By Todd Cohen
WINSTON-SALEM, N.C. — After building half-a-dozen houses on a tough block in downtown Winston-Salem, Habitat for Humanity of Forsyth County and 58 United Methodist churches are geared to do more.
“An investment in an unstable, volatile neighborhood can dramatically change the whole environment,” says Sonja Murray, Habitat’s director of development.
That lesson did not come easily, though, and key players needed coaxing.
The catalyst was Centenary United Methodist Church on West Fifth Street. Worried about drugs, prostitutes, homeless people and “drink houses,” the church in 1994 offered to finance and build a Habitat house on 13th Street between Patterson and Ivy avenues.

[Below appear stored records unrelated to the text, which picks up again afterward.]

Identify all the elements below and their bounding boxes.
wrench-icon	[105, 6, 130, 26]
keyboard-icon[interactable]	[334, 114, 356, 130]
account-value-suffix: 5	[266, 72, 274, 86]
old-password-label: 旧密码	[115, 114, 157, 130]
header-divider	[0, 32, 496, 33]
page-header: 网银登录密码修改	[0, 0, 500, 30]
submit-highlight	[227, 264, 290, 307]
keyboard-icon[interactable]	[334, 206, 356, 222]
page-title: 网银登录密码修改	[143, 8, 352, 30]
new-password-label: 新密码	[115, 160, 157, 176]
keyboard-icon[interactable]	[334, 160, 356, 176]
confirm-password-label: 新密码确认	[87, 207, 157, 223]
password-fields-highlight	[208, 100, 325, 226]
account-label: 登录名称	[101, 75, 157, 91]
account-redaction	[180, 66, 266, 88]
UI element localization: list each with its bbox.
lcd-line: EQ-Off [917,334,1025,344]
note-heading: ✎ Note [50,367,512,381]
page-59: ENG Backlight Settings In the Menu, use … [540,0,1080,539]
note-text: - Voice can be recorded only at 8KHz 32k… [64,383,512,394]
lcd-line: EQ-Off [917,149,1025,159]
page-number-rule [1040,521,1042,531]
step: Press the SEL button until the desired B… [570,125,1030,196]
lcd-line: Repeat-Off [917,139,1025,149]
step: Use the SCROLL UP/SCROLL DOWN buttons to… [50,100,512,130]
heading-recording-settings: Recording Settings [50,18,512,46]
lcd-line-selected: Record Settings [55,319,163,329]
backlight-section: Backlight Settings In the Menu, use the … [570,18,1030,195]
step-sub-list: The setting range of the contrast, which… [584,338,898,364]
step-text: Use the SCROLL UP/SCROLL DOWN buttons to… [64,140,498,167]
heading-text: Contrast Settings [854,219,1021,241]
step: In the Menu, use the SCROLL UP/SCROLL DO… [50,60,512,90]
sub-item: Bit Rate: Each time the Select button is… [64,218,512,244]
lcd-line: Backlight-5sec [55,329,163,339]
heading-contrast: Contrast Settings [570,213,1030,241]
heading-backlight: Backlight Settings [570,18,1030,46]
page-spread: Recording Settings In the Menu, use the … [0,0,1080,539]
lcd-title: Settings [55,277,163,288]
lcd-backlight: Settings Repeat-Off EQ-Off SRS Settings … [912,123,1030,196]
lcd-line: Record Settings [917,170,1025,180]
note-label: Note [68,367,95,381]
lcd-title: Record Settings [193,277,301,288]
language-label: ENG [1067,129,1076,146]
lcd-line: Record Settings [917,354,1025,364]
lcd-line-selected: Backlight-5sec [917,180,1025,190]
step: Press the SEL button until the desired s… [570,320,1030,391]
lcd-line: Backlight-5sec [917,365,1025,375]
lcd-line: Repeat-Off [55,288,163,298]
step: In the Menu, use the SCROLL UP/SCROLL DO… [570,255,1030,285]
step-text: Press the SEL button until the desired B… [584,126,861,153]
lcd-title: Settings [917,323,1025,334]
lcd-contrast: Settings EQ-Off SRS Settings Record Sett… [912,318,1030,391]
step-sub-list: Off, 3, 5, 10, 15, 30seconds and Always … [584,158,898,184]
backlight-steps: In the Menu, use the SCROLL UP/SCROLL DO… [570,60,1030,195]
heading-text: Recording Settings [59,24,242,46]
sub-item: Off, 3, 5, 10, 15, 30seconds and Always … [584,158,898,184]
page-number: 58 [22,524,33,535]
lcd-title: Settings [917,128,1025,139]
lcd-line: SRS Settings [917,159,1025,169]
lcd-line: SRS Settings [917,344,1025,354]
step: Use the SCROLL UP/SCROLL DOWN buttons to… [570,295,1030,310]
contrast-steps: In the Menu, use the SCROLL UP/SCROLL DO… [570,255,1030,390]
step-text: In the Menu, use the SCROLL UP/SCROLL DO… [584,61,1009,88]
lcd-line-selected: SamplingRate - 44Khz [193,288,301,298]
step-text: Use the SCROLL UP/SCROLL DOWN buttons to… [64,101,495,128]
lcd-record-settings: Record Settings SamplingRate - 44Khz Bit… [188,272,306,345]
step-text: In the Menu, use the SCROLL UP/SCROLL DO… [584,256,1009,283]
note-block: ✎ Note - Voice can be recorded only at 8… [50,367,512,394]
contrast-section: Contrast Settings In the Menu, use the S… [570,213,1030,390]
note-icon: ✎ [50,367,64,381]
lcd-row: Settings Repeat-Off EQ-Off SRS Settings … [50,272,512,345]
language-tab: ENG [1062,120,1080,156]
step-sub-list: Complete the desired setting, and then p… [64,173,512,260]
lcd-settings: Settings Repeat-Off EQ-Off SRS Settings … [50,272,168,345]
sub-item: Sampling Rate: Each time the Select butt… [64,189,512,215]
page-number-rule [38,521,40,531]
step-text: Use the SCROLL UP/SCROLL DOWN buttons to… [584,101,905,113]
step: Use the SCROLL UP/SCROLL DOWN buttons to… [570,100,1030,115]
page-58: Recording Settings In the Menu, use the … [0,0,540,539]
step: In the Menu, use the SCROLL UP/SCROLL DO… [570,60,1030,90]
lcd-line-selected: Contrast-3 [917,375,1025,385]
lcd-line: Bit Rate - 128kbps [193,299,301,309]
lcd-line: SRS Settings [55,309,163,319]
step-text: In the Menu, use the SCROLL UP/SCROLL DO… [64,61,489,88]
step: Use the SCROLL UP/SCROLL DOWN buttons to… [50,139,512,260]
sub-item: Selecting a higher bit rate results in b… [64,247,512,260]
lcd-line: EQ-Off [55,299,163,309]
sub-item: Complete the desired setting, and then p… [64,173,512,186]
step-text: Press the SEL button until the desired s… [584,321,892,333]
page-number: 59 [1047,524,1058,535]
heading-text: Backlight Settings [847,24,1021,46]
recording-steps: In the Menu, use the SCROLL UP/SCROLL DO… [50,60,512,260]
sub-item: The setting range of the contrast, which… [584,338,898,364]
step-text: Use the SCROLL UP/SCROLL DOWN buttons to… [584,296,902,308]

Habitat previously had built houses only in relatively safe neighborhoods, Murray says, but the church “pushed us to go out of the box.”

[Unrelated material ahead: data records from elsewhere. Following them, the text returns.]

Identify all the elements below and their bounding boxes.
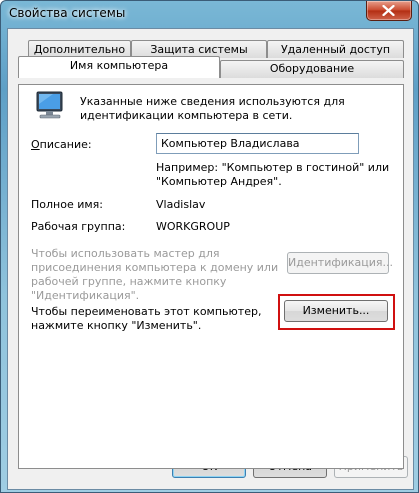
change-button[interactable]: Изменить... <box>284 300 388 322</box>
tab-computer-name[interactable]: Имя компьютера <box>18 56 220 78</box>
description-label: Описание: <box>31 138 92 151</box>
tab-label: Удаленный доступ <box>280 43 391 56</box>
tab-label: Защита системы <box>150 43 248 56</box>
rename-text-line2: нажмите кнопку "Изменить". <box>31 319 202 332</box>
identify-button-label: Идентификация... <box>288 256 394 269</box>
close-icon <box>382 5 395 16</box>
computer-monitor-icon <box>36 91 63 119</box>
dialog-client-area: Дополнительно Защита системы Удаленный д… <box>7 28 414 490</box>
description-label-rest: писание: <box>39 138 92 151</box>
intro-text-line2: идентификации компьютера в сети. <box>80 109 293 122</box>
full-name-value: Vladislav <box>156 198 206 211</box>
example-text-line2: "Компьютер Андрея". <box>156 175 282 188</box>
wizard-text-line1: Чтобы использовать мастер для <box>31 247 220 260</box>
tab-hardware[interactable]: Оборудование <box>220 60 404 78</box>
intro-text-line1: Указанные ниже сведения используются для <box>80 95 345 108</box>
tab-remote-access[interactable]: Удаленный доступ <box>267 40 404 58</box>
title-bar[interactable]: Свойства системы <box>1 1 418 27</box>
full-name-label: Полное имя: <box>31 198 103 211</box>
wizard-text-line4: "Идентификация". <box>31 289 140 302</box>
description-input-value: Компьютер Владислава <box>161 137 300 150</box>
description-input[interactable]: Компьютер Владислава <box>156 133 359 154</box>
tab-label: Имя компьютера <box>69 59 169 72</box>
window-title: Свойства системы <box>9 6 126 20</box>
wizard-text-line3: рабочей группе, нажмите кнопку <box>31 275 227 288</box>
tab-label: Дополнительно <box>33 43 126 56</box>
identify-button[interactable]: Идентификация... <box>287 252 393 274</box>
example-text-line1: Например: "Компьютер в гостиной" или <box>156 161 390 174</box>
workgroup-label: Рабочая группа: <box>31 220 126 233</box>
change-button-label: Изменить... <box>302 304 370 317</box>
tab-label: Оборудование <box>269 62 355 75</box>
system-properties-window: Свойства системы Дополнительно Защита си… <box>0 0 419 493</box>
close-button[interactable] <box>366 1 412 21</box>
workgroup-value: WORKGROUP <box>156 220 230 233</box>
rename-text-line1: Чтобы переименовать этот компьютер, <box>31 305 262 318</box>
wizard-text-line2: присоединения компьютера к домену или <box>31 261 279 274</box>
computer-name-panel: Указанные ниже сведения используются для… <box>18 84 404 469</box>
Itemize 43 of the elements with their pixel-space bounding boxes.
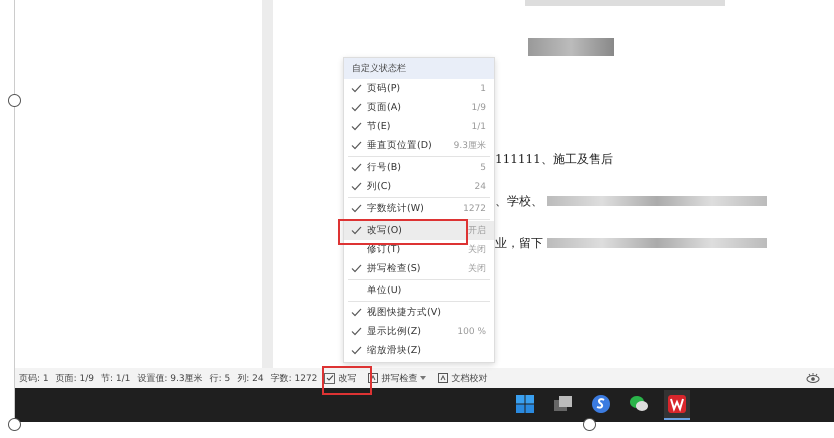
document-text: 、学校、	[495, 192, 543, 210]
menu-item[interactable]: 缩放滑块(Z)	[344, 341, 494, 360]
eye-icon[interactable]	[806, 372, 820, 384]
status-field: 列: 24	[237, 372, 264, 384]
menu-item[interactable]: 页面(A) 1/9	[344, 98, 494, 117]
s-logo-icon	[592, 395, 610, 413]
active-taskbar-app[interactable]	[664, 390, 690, 420]
selection-handle[interactable]	[8, 94, 21, 107]
document-text: 111111、施工及售后	[495, 150, 613, 168]
menu-item[interactable]: 列(C) 24	[344, 177, 494, 196]
selection-handle[interactable]	[583, 418, 596, 431]
status-field: 页面: 1/9	[56, 372, 94, 384]
caret-icon	[420, 376, 426, 380]
document-icon	[368, 373, 378, 383]
checkbox[interactable]	[324, 372, 336, 384]
selection-handle[interactable]	[8, 418, 21, 431]
status-toggle[interactable]: 改写	[324, 372, 356, 384]
menu-item[interactable]: 修订(T) 关闭	[344, 240, 494, 259]
menu-item[interactable]: 视图快捷方式(V)	[344, 303, 494, 322]
menu-title: 自定义状态栏	[344, 58, 494, 79]
chat-bubbles-icon	[629, 395, 649, 413]
status-field: 行: 5	[210, 372, 230, 384]
windows-icon	[516, 395, 534, 413]
status-field: 节: 1/1	[101, 372, 130, 384]
highlight-frame	[322, 366, 372, 395]
menu-item[interactable]: 单位(U)	[344, 281, 494, 300]
spellcheck-dropdown[interactable]: 拼写检查	[368, 372, 426, 384]
document-icon	[438, 373, 448, 383]
w-logo-icon	[668, 395, 686, 413]
menu-item[interactable]: 垂直页位置(D) 9.3厘米	[344, 136, 494, 155]
menu-item[interactable]: 节(E) 1/1	[344, 117, 494, 136]
menu-item[interactable]: 显示比例(Z) 100 %	[344, 322, 494, 341]
menu-item[interactable]: 页码(P) 1	[344, 79, 494, 98]
status-field: 设置值: 9.3厘米	[137, 372, 203, 384]
menu-item[interactable]: 拼写检查(S) 关闭	[344, 259, 494, 278]
status-field: 页码: 1	[19, 372, 49, 384]
menu-item[interactable]: 行号(B) 5	[344, 158, 494, 177]
status-field: 字数: 1272	[270, 372, 318, 384]
proofread-button[interactable]: 文档校对	[438, 372, 488, 384]
document-text: 业，留下	[495, 234, 543, 252]
gallery-icon	[554, 396, 572, 412]
menu-item[interactable]: 改写(O) 开启	[344, 221, 494, 240]
menu-item[interactable]: 字数统计(W) 1272	[344, 199, 494, 218]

Habitat agreed. It then had to find someone to buy the house and live in it, and asked Christine Jones, who lived with two young daughters in another rough neighborhood near 25th Street.
“I told them I was scared,” says Jones, an underwriter at Partners National Health Plans.

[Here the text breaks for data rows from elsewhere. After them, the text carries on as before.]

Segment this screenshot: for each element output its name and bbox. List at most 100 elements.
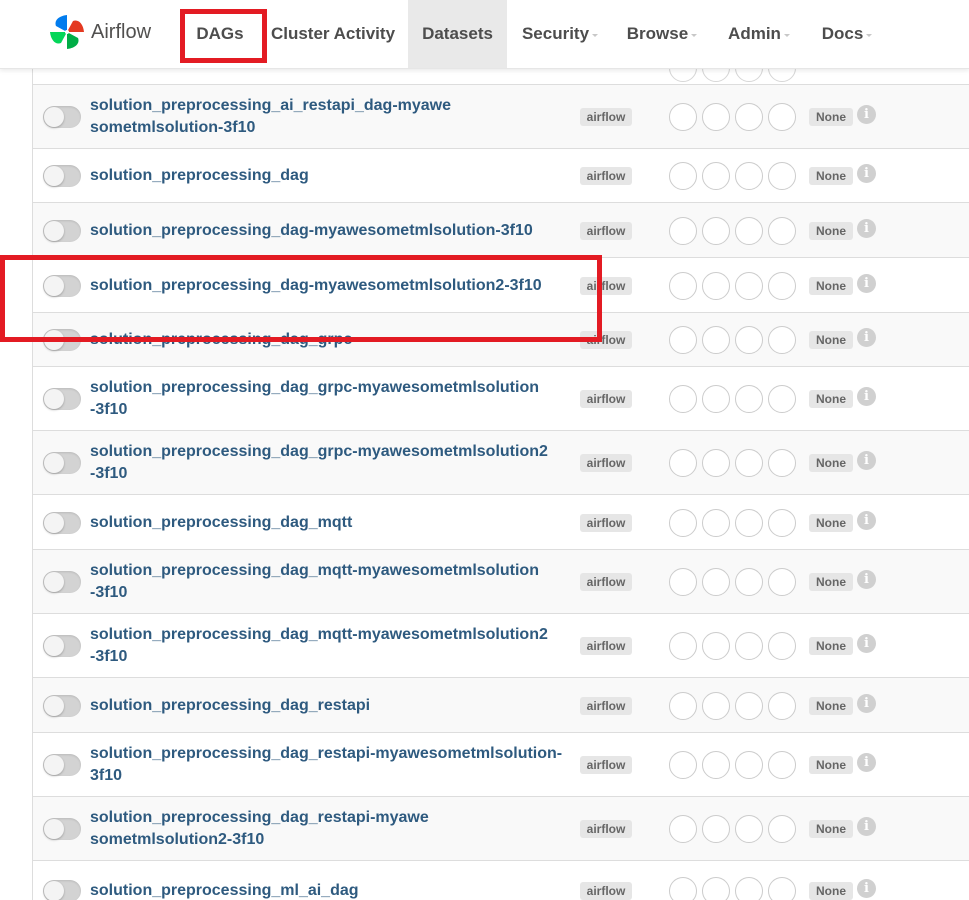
run-status-circle[interactable] — [735, 103, 763, 131]
owner-tag[interactable]: airflow — [580, 454, 632, 472]
run-status-circle[interactable] — [735, 877, 763, 900]
owner-tag[interactable]: airflow — [580, 331, 632, 349]
schedule-tag[interactable]: None — [809, 108, 853, 126]
run-status-circle[interactable] — [702, 449, 730, 477]
schedule-tag[interactable]: None — [809, 167, 853, 185]
info-icon[interactable]: i — [857, 105, 876, 124]
owner-tag[interactable]: airflow — [580, 513, 632, 532]
run-status-circle[interactable] — [735, 632, 763, 660]
schedule-tag[interactable]: None — [809, 454, 853, 472]
schedule-tag[interactable]: None — [809, 756, 853, 774]
nav-docs[interactable]: Docs — [815, 0, 879, 68]
run-status-circle[interactable] — [669, 326, 697, 354]
run-status-circle[interactable] — [702, 385, 730, 413]
info-icon[interactable]: i — [857, 879, 876, 898]
run-status-circle[interactable] — [669, 385, 697, 413]
run-status-circle[interactable] — [669, 751, 697, 779]
dag-pause-toggle[interactable] — [43, 880, 81, 900]
info-icon[interactable]: i — [857, 753, 876, 772]
run-status-circle[interactable] — [669, 632, 697, 660]
owner-tag[interactable]: airflow — [580, 390, 632, 408]
dag-name-link[interactable]: solution_preprocessing_dag_mqtt-myawesom… — [90, 560, 570, 604]
run-status-circle[interactable] — [669, 271, 697, 300]
run-status-circle[interactable] — [768, 216, 796, 245]
owner-tag[interactable]: airflow — [580, 221, 632, 240]
dag-pause-toggle[interactable] — [43, 329, 81, 351]
dag-name-link[interactable]: solution_preprocessing_dag_grpc-myawesom… — [90, 441, 570, 485]
nav-admin[interactable]: Admin — [722, 0, 796, 68]
info-icon[interactable]: i — [857, 218, 876, 238]
run-status-circle[interactable] — [669, 568, 697, 596]
run-status-circle[interactable] — [702, 632, 730, 660]
info-icon[interactable]: i — [857, 570, 876, 589]
run-status-circle[interactable] — [702, 568, 730, 596]
run-status-circle[interactable] — [768, 815, 796, 843]
info-icon[interactable]: i — [857, 634, 876, 653]
dag-pause-toggle[interactable] — [43, 754, 81, 776]
schedule-tag[interactable]: None — [809, 820, 853, 838]
owner-tag[interactable]: airflow — [580, 637, 632, 655]
dag-name-link[interactable]: solution_preprocessing_dag_mqtt — [90, 512, 570, 534]
schedule-tag[interactable]: None — [809, 573, 853, 591]
dag-pause-toggle[interactable] — [43, 106, 81, 128]
run-status-circle[interactable] — [702, 271, 730, 300]
dag-name-link[interactable]: solution_preprocessing_ai_restapi_dag-my… — [90, 95, 570, 139]
schedule-tag[interactable]: None — [809, 637, 853, 655]
dag-name-link[interactable]: solution_preprocessing_dag_restapi — [90, 695, 570, 717]
dag-pause-toggle[interactable] — [43, 511, 81, 534]
airflow-brand[interactable]: Airflow — [46, 12, 151, 52]
run-status-circle[interactable] — [735, 691, 763, 720]
dag-name-link[interactable]: solution_preprocessing_ml_ai_dag — [90, 880, 570, 900]
run-status-circle[interactable] — [669, 449, 697, 477]
schedule-tag[interactable]: None — [809, 882, 853, 900]
run-status-circle[interactable] — [768, 449, 796, 477]
run-status-circle[interactable] — [702, 691, 730, 720]
dag-pause-toggle[interactable] — [43, 818, 81, 840]
run-status-circle[interactable] — [768, 568, 796, 596]
run-status-circle[interactable] — [669, 877, 697, 900]
run-status-circle[interactable] — [669, 162, 697, 190]
owner-tag[interactable]: airflow — [580, 108, 632, 126]
dag-name-link[interactable]: solution_preprocessing_dag-myawesometmls… — [90, 275, 570, 297]
nav-security[interactable]: Security — [517, 0, 603, 68]
info-icon[interactable]: i — [857, 164, 876, 183]
run-status-circle[interactable] — [768, 751, 796, 779]
run-status-circle[interactable] — [768, 508, 796, 537]
owner-tag[interactable]: airflow — [580, 167, 632, 185]
run-status-circle[interactable] — [702, 216, 730, 245]
run-status-circle[interactable] — [735, 385, 763, 413]
run-status-circle[interactable] — [768, 271, 796, 300]
dag-pause-toggle[interactable] — [43, 165, 81, 187]
info-icon[interactable]: i — [857, 387, 876, 406]
dag-pause-toggle[interactable] — [43, 635, 81, 657]
run-status-circle[interactable] — [702, 751, 730, 779]
info-icon[interactable]: i — [857, 273, 876, 293]
dag-name-link[interactable]: solution_preprocessing_dag-myawesometmls… — [90, 220, 570, 242]
run-status-circle[interactable] — [768, 385, 796, 413]
dag-name-link[interactable]: solution_preprocessing_dag_restapi-myawe… — [90, 743, 570, 787]
run-status-circle[interactable] — [768, 162, 796, 190]
run-status-circle[interactable] — [735, 449, 763, 477]
schedule-tag[interactable]: None — [809, 221, 853, 240]
dag-pause-toggle[interactable] — [43, 694, 81, 717]
owner-tag[interactable]: airflow — [580, 276, 632, 295]
owner-tag[interactable]: airflow — [580, 573, 632, 591]
run-status-circle[interactable] — [768, 691, 796, 720]
run-status-circle[interactable] — [735, 751, 763, 779]
run-status-circle[interactable] — [669, 216, 697, 245]
schedule-tag[interactable]: None — [809, 276, 853, 295]
dag-name-link[interactable]: solution_preprocessing_dag_mqtt-myawesom… — [90, 624, 570, 668]
run-status-circle[interactable] — [702, 508, 730, 537]
run-status-circle[interactable] — [702, 326, 730, 354]
owner-tag[interactable]: airflow — [580, 756, 632, 774]
owner-tag[interactable]: airflow — [580, 882, 632, 900]
info-icon[interactable]: i — [857, 328, 876, 347]
info-icon[interactable]: i — [857, 817, 876, 836]
dag-pause-toggle[interactable] — [43, 571, 81, 593]
run-status-circle[interactable] — [768, 877, 796, 900]
info-icon[interactable]: i — [857, 693, 876, 713]
run-status-circle[interactable] — [768, 103, 796, 131]
dag-name-link[interactable]: solution_preprocessing_dag_grpc-myawesom… — [90, 377, 570, 421]
dag-pause-toggle[interactable] — [43, 219, 81, 242]
run-status-circle[interactable] — [669, 815, 697, 843]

When Habitat promised to build more houses on the block, Jones signed on. Centenary built her house and, in December 1994, she moved in.
First Christian Church quickly built a second house for Habitat, which continued its neighborhood revival after all the Methodist churches in the Winston-Salem district offered to finance and build five more Habitat houses on the block.
“It’s better,” says Jones, who concedes the neighborhood still has problems. “We look out for each other. I consider us a family because we’re all Habitat homeowners.”
Starting in March, Habitat will build 10 houses on 14th Street — to which drugs, prostitution and other criminal activity have migrated from 13th Street.
The Methodist churches will raise $360,000 to finance seven of the houses, and 2,000 congregation volunteers will build them.
Habitat is looking for corporate or church sponsors for the other three.
The 15-year-old Forsyth chapter, which has built 141 houses, will build another four or five by the end of the year. It plans to build two-dozen next year, up from 20 this year, and another 30 in 2003.
Habitat’s partnership with the Methodists and the foothold it has established on 13th Street have led to projects in other crime-ridden neighborhoods in partnership with the city and private builders, said Murray.
Habitat built nine houses on 23rd, 24th and Cherry streets, and is building six more in Neil Place, a subdivision in the Boston-Thurmond area. It plans next year to build eight to 12 in the Happy Hill neighborhood near Old Salem.
The 13th Street project “totally changed Habitat’s perspective,” says former board member Max Morgan, who co-chaired the Methodists’ financing of the project. “Instead of only building houses for the working poor, we expanded the mission to also bringing about change in neighborhoods.”